De leden van de SP-fractie constateren dat u, wegens de gestelde korte termijn voor beantwoording, een groot aantal vragen nog niet heeft kunnen beantwoorden. Zij verzoeken u om de beantwoording van deze resterende vragen uiterlijk 10 januari 2019 alsnog naar de Kamer te doen toekomen.
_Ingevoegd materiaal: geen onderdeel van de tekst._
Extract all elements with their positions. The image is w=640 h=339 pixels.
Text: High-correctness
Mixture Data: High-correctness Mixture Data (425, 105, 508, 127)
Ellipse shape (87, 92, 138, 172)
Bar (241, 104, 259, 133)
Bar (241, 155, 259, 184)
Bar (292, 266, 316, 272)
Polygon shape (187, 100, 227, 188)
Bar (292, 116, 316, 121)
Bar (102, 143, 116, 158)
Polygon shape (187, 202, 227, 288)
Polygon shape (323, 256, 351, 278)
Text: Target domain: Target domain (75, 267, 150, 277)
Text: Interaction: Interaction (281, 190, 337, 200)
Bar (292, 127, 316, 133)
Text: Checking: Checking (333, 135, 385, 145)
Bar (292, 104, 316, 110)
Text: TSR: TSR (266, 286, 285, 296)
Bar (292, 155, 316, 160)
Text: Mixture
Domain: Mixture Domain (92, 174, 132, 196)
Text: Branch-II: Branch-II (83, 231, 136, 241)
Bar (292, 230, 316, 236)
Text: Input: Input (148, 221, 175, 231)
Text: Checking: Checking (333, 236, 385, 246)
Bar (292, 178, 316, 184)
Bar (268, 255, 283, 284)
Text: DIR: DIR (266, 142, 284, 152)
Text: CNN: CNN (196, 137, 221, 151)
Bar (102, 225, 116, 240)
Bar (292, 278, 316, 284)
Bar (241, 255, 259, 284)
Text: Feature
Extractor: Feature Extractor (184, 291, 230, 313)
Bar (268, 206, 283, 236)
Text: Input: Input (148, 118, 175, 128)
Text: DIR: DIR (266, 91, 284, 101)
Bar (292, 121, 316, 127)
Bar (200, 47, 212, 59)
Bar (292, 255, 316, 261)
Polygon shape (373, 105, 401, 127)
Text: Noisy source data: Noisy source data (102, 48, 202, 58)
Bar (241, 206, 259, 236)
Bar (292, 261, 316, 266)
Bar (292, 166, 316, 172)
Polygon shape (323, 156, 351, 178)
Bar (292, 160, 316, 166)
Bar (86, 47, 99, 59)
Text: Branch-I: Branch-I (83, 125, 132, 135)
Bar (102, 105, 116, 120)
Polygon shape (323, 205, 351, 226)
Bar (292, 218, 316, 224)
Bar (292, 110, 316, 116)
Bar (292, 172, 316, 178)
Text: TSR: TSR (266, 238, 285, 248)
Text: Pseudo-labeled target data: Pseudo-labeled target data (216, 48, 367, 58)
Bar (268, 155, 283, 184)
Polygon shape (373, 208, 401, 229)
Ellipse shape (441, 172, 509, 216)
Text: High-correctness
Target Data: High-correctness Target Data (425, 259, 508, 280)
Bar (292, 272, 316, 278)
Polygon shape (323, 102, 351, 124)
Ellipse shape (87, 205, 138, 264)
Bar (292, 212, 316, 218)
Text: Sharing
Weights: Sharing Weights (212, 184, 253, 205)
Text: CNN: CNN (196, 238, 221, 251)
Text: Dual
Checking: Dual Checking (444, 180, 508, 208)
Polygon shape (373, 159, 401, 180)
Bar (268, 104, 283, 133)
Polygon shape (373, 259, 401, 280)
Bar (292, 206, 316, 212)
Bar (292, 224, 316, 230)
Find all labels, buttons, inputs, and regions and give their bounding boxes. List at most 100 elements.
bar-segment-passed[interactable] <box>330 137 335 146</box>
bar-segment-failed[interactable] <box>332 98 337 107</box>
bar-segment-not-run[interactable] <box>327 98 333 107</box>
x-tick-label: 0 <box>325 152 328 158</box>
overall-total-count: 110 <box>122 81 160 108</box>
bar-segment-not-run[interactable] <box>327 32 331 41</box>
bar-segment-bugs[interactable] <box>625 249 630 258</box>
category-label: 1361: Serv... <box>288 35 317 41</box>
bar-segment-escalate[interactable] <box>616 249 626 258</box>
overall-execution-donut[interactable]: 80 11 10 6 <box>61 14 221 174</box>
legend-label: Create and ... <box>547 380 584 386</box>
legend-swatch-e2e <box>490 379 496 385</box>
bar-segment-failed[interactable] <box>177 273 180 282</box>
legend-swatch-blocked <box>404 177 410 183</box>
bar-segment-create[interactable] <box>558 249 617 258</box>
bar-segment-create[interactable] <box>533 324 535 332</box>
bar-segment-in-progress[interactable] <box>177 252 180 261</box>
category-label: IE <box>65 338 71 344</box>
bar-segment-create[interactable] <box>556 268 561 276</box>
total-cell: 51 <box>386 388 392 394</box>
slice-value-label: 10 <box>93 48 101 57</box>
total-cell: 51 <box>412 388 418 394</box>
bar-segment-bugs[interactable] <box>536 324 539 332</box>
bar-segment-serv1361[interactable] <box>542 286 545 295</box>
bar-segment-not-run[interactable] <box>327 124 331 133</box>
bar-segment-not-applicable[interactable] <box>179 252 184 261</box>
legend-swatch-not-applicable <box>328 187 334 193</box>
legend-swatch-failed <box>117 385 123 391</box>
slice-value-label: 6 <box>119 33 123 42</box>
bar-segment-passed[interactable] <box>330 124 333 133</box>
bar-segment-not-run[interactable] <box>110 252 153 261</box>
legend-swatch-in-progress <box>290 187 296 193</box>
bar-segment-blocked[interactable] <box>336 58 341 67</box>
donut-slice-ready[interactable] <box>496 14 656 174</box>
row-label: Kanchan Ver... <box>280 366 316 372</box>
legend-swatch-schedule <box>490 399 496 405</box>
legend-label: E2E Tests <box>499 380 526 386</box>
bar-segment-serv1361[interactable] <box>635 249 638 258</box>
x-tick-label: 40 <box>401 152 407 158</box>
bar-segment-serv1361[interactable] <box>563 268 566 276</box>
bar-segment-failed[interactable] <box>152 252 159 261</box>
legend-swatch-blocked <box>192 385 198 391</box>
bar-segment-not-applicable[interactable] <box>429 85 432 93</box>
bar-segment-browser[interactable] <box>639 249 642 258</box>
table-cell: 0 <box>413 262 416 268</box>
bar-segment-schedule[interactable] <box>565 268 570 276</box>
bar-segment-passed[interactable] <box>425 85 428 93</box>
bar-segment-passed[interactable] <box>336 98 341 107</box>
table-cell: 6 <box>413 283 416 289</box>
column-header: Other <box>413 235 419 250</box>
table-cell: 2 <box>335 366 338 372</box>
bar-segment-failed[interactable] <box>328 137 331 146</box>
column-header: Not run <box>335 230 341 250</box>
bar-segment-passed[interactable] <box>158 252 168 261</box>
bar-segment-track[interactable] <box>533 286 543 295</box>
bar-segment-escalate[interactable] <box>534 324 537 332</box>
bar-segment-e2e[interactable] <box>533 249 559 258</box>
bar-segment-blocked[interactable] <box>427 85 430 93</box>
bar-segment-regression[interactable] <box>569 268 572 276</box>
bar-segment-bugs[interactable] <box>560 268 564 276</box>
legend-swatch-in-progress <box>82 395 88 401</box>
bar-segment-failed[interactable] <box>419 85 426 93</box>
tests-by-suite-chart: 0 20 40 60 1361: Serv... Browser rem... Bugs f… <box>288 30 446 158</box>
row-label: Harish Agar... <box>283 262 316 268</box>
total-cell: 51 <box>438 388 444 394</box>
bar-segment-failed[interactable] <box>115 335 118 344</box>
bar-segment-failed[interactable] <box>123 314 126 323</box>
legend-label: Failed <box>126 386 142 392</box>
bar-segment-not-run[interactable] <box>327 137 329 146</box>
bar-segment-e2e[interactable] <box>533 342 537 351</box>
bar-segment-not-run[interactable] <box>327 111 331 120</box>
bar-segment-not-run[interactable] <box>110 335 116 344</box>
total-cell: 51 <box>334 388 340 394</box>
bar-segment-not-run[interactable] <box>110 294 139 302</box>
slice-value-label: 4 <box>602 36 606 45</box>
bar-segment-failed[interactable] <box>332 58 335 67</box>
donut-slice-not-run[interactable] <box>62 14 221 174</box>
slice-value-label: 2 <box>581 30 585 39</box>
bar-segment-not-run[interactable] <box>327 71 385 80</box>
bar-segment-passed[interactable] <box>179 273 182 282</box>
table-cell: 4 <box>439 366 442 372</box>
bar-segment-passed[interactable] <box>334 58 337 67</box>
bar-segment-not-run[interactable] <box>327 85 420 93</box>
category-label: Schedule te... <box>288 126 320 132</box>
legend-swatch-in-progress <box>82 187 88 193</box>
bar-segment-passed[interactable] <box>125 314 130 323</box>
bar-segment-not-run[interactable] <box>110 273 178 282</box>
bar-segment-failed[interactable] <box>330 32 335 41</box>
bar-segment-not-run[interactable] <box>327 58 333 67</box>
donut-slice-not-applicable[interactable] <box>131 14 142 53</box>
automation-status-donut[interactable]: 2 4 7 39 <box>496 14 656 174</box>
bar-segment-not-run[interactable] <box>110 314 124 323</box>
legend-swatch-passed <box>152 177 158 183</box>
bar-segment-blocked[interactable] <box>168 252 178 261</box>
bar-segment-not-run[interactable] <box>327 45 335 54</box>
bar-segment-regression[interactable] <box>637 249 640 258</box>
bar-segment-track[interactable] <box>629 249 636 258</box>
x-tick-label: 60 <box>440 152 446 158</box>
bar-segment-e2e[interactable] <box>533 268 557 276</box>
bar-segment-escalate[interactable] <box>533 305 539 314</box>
De voorzitter van de vaste commissie voor Immigratie en Asiel / JBZ-Raad, R.G.J. Dercksen

BRIEF VAN DE STAATSSECRETARIS VAN JUSTITIE EN VEILIGHEID

Aan de Voorzitter van de Eerste Kamer der Staten-Generaal

Den Haag, 7 februari 2019

Naar aanleiding van mijn brief van 17 december jl.5 en het debat met uw Kamer hierover op 18 december jl., heeft uw Kamer mij de gelegenheid geboden om terug te komen op enkele vragen die vanwege het korte tijdsbestek toen niet beantwoord konden worden. Mede namens de Minister van Buitenlandse Zaken en de Minister voor Buitenlandse Handel en Ontwikkelingssamenwerking, stuur ik u hierbij de antwoorden op deze vragen. Tevens informeer ik uw Kamer over de inbreng van maatschappelijke organisaties en het bedrijfsleven bij de Nederlandse positiebepaling t.a.v. het VN Global Compact. Daarmee voldoe ik aan de toezegging gedaan tijdens het debat met uw Kamer op 18 december jl.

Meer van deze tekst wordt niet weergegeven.